Mini Flow (How It’s Done)

  • Trigger and inputs: An approved or draft Business Case or mandate, strategic objectives, initial market insights, and a preliminary stakeholder list.
  • Assemble the right people: Sponsor and Product Owner lead the content; Scrum Master facilitates; include key stakeholders and a technical representative for feasibility sanity checks.
  • Run a vision workshop: Clarify target users/personas, problems/opportunities, value proposition, benefits versus costs, high-level scope boundaries, constraints, major assumptions, and success measures.
  • Draft the Project Vision Statement: Use simple, testable language (e.g., elevator pitch style). Keep it short enough to be remembered and shared.
  • Validate and refine: Check alignment with strategy and the Business Case; resolve conflicts; confirm feasibility at a high level without committing to detailed design.
  • Approve and communicate: Sponsor signs off; Product Owner owns the vision going forward; publish it widely (radiate on team wall/wiki) and reference it in backlog discussions.
  • Connect to downstream work: Use the vision to inform the initial Product Roadmap outline and to seed the first cut of the Prioritized Product Backlog.

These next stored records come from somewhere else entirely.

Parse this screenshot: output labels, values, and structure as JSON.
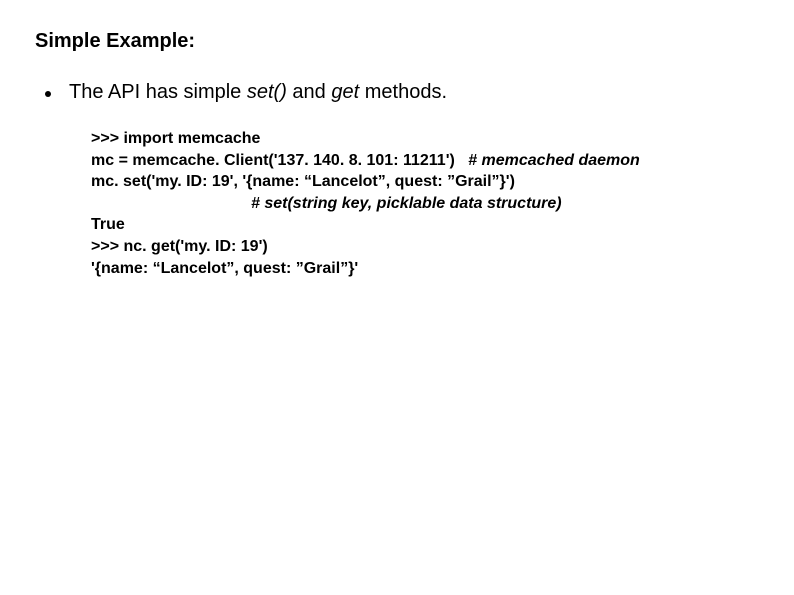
{
  "heading": "Simple Example:",
  "bullet": {
    "pre": "The API has simple ",
    "em1": "set()",
    "mid": " and ",
    "em2": "get",
    "post": " methods."
  },
  "code": {
    "l1": ">>> import memcache",
    "l2a": "mc = memcache. Client('137. 140. 8. 101: 11211')   ",
    "l2b": "# memcached daemon",
    "l3": "mc. set('my. ID: 19', '{name: “Lancelot”, quest: ”Grail”}')",
    "l4": "# set(string key, picklable data structure)",
    "l5": "True",
    "l6": ">>> nc. get('my. ID: 19')",
    "l7": "'{name: “Lancelot”, quest: ”Grail”}'"
  }
}
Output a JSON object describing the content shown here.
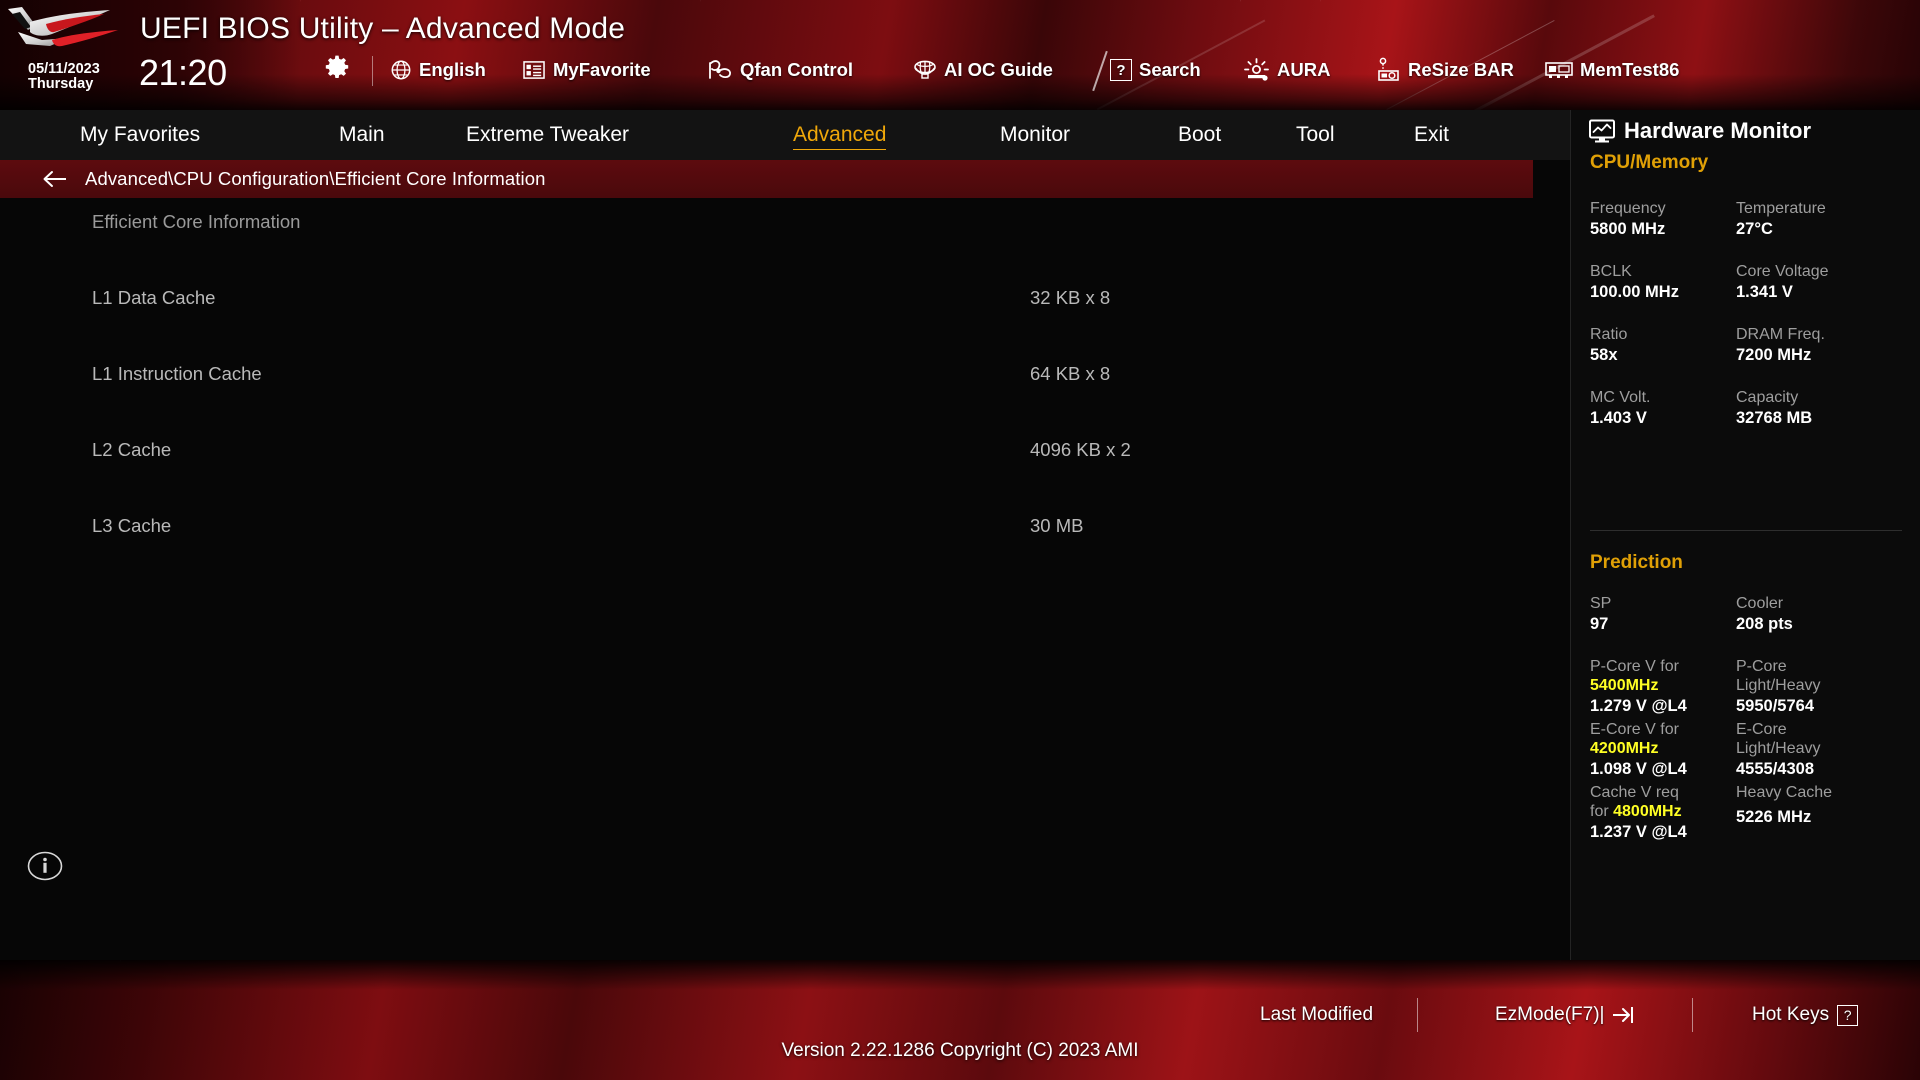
{
  "header": {
    "title": "UEFI BIOS Utility – Advanced Mode",
    "date": "05/11/2023",
    "weekday": "Thursday",
    "time": "21:20",
    "gear_icon": "gear-icon",
    "tools": [
      {
        "label": "English",
        "icon": "globe-icon"
      },
      {
        "label": "MyFavorite",
        "icon": "list-icon"
      },
      {
        "label": "Qfan Control",
        "icon": "fan-icon"
      },
      {
        "label": "AI OC Guide",
        "icon": "brain-icon"
      },
      {
        "label": "Search",
        "icon": "question-box-icon"
      },
      {
        "label": "AURA",
        "icon": "aura-icon"
      },
      {
        "label": "ReSize BAR",
        "icon": "gpu-icon"
      },
      {
        "label": "MemTest86",
        "icon": "memory-icon"
      }
    ]
  },
  "menu": {
    "tabs": [
      {
        "label": "My Favorites",
        "active": false
      },
      {
        "label": "Main",
        "active": false
      },
      {
        "label": "Extreme Tweaker",
        "active": false
      },
      {
        "label": "Advanced",
        "active": true
      },
      {
        "label": "Monitor",
        "active": false
      },
      {
        "label": "Boot",
        "active": false
      },
      {
        "label": "Tool",
        "active": false
      },
      {
        "label": "Exit",
        "active": false
      }
    ],
    "active_color": "#f0a80a"
  },
  "breadcrumb": {
    "back_icon": "back-arrow-icon",
    "path": "Advanced\\CPU Configuration\\Efficient Core Information"
  },
  "main": {
    "section_title": "Efficient Core Information",
    "rows": [
      {
        "label": "L1 Data Cache",
        "value": "32 KB x 8"
      },
      {
        "label": "L1 Instruction Cache",
        "value": "64 KB x 8"
      },
      {
        "label": "L2 Cache",
        "value": "4096 KB x 2"
      },
      {
        "label": "L3 Cache",
        "value": "30 MB"
      }
    ],
    "info_icon": "info-circle-icon"
  },
  "sidebar": {
    "title": "Hardware Monitor",
    "title_icon": "monitor-graph-icon",
    "sections": [
      {
        "name": "CPU/Memory",
        "color": "#e0a006",
        "pairs": [
          {
            "key": "Frequency",
            "value": "5800 MHz",
            "key2": "Temperature",
            "value2": "27°C"
          },
          {
            "key": "BCLK",
            "value": "100.00 MHz",
            "key2": "Core Voltage",
            "value2": "1.341 V"
          },
          {
            "key": "Ratio",
            "value": "58x",
            "key2": "DRAM Freq.",
            "value2": "7200 MHz"
          },
          {
            "key": "MC Volt.",
            "value": "1.403 V",
            "key2": "Capacity",
            "value2": "32768 MB"
          }
        ]
      },
      {
        "name": "Prediction",
        "color": "#e0a006",
        "pairs": [
          {
            "key": "SP",
            "value": "97",
            "key2": "Cooler",
            "value2": "208 pts"
          }
        ],
        "predictions": [
          {
            "key_pre": "P-Core V for",
            "key_hi": "5400MHz",
            "value": "1.279 V @L4",
            "key2_l1": "P-Core",
            "key2_l2": "Light/Heavy",
            "value2": "5950/5764"
          },
          {
            "key_pre": "E-Core V for",
            "key_hi": "4200MHz",
            "value": "1.098 V @L4",
            "key2_l1": "E-Core",
            "key2_l2": "Light/Heavy",
            "value2": "4555/4308"
          },
          {
            "key_pre": "Cache V req",
            "key_pre2": "for ",
            "key_hi": "4800MHz",
            "value": "1.237 V @L4",
            "key2_l1": "Heavy Cache",
            "key2_l2": "",
            "value2": "5226 MHz"
          }
        ],
        "highlight_color": "#ffff24"
      }
    ]
  },
  "footer": {
    "items": [
      {
        "label": "Last Modified",
        "icon": ""
      },
      {
        "label": "EzMode(F7)|",
        "icon": "exit-arrow-icon"
      },
      {
        "label": "Hot Keys",
        "icon": "question-key-icon"
      }
    ],
    "version": "Version 2.22.1286 Copyright (C) 2023 AMI"
  }
}
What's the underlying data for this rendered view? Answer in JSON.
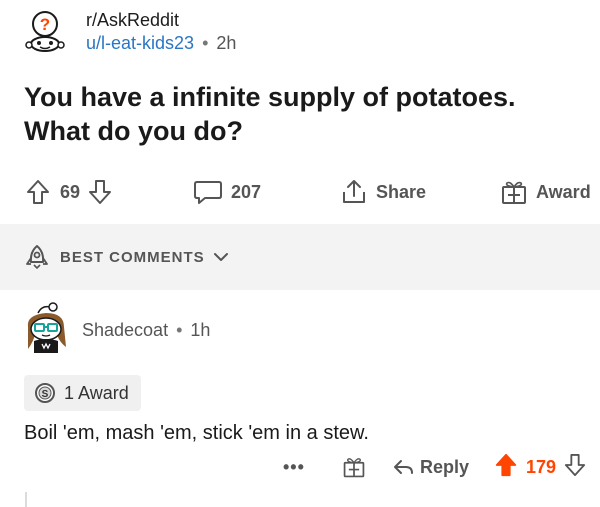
{
  "post": {
    "subreddit": "r/AskReddit",
    "author": "u/l-eat-kids23",
    "separator": "•",
    "age": "2h",
    "title": "You have a infinite supply of potatoes. What do you do?"
  },
  "actions": {
    "upvote_icon": "upvote-arrow-icon",
    "votes": "69",
    "comments": "207",
    "share_label": "Share",
    "award_label": "Award"
  },
  "sort": {
    "label": "BEST COMMENTS"
  },
  "comment": {
    "author": "Shadecoat",
    "separator": "•",
    "age": "1h",
    "award_text": "1 Award",
    "body": "Boil 'em, mash 'em, stick 'em in a stew.",
    "more": "•••",
    "reply_label": "Reply",
    "votes": "179"
  },
  "colors": {
    "upvoted": "#ff4500",
    "username_link": "#2a76c4",
    "sort_band": "#f3f3f4"
  }
}
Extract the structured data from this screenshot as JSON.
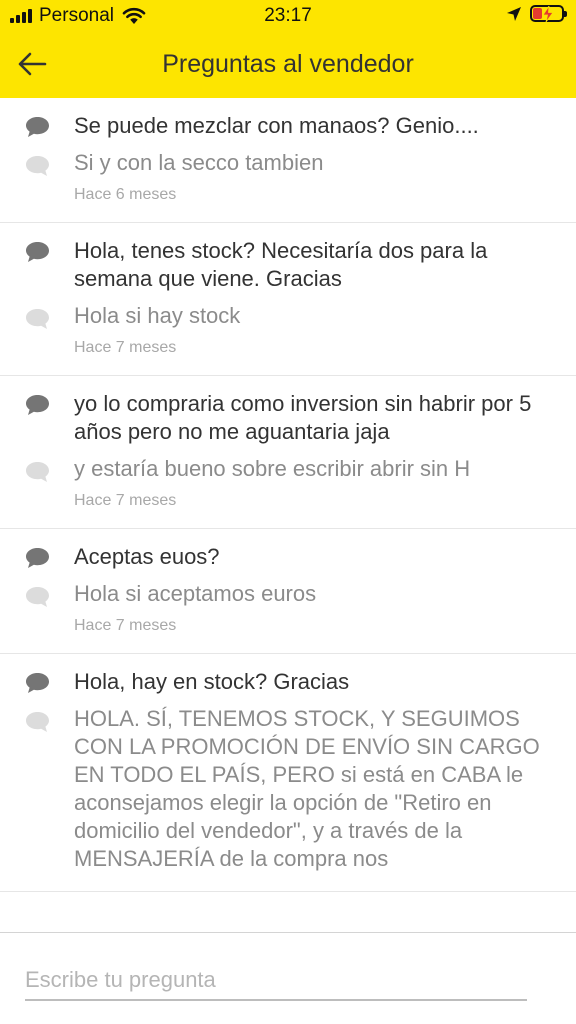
{
  "status_bar": {
    "carrier": "Personal",
    "time": "23:17",
    "signal_icon": "cellular-signal-icon",
    "wifi_icon": "wifi-icon",
    "location_icon": "location-arrow-icon",
    "battery_icon": "battery-charging-icon"
  },
  "header": {
    "title": "Preguntas al vendedor",
    "back_icon": "arrow-left-icon",
    "background_color": "#fde500"
  },
  "questions": [
    {
      "question": "Se puede mezclar con manaos?  Genio....",
      "answer": "Si y con la secco tambien",
      "date": "Hace 6 meses"
    },
    {
      "question": "Hola, tenes stock? Necesitaría dos para la semana que viene. Gracias",
      "answer": "Hola si hay stock",
      "date": "Hace 7 meses"
    },
    {
      "question": "yo lo compraria como inversion sin habrir por 5 años pero no me aguantaria jaja",
      "answer": "y estaría bueno sobre escribir abrir sin H",
      "date": "Hace 7 meses"
    },
    {
      "question": "Aceptas euos?",
      "answer": "Hola si aceptamos euros",
      "date": "Hace 7 meses"
    },
    {
      "question": "Hola, hay en stock? Gracias",
      "answer": "HOLA. SÍ, TENEMOS STOCK, Y SEGUIMOS CON LA PROMOCIÓN DE ENVÍO SIN CARGO EN TODO EL PAÍS, PERO si está en CABA le aconsejamos elegir la opción de \"Retiro en domicilio del vendedor\", y a través de la MENSAJERÍA de la compra nos",
      "date": ""
    }
  ],
  "footer": {
    "placeholder": "Escribe tu pregunta"
  }
}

Quality & Acceptance Checklist

  • Customer and problem are clearly stated (who, what pain, why it matters).
  • Desired outcomes are measurable (success criteria and benefits, e.g., SMART/OKR-style).
  • High-level scope boundaries defined (what is in/out, major constraints and assumptions).
  • Strategic alignment is explicit (how it supports portfolio/program goals).
  • Feasibility plausibly checked (no detailed design commitments).
  • Risks and uncertainty acknowledged at a high level with guardrails (budget/time/value targets).
  • Concise and shareable (ideally one page or equivalent), free of jargon and solution bias.
  • Owned by the Product Owner and endorsed by the Sponsor; accessible to the whole team.

Common Mistakes & Exam Traps

  • Confusing the vision with a detailed plan or backlog; the vision sets direction, it does not specify tasks.
  • Writing a technical solution statement instead of an outcome/value statement.
  • Skipping stakeholder alignment, leading to conflicting priorities later.
  • Omitting measurable success criteria; if you can’t measure it, you can’t steer.
  • Creating a long, unreadable document that no one references.
  • Starting Sprint work without a shared vision, causing churn and rework.
  • Assuming the Scrum Master owns the vision; in Scrum, the Product Owner owns it with Sponsor input, while the Scrum Master facilitates the process.

PMP/SCRUM Example Question

In a new Scrum initiative, who is primarily responsible for defining and owning the Project Vision, and what should happen before backlog creation begins?

  1. The Scrum Master; conduct a sprint planning session to discover the vision during execution.
  2. The Product Owner with Sponsor input; facilitate a vision workshop and gain alignment/approval.
  3. The Development Team; create a technical architecture that implicitly defines the vision.
  4. The Project Manager; write a detailed project plan that doubles as the vision.

Correct Answer: B. The Product Owner owns the vision with input and endorsement from the Sponsor; a facilitated vision workshop should align stakeholders and produce an approved Project Vision Statement that guides backlog creation.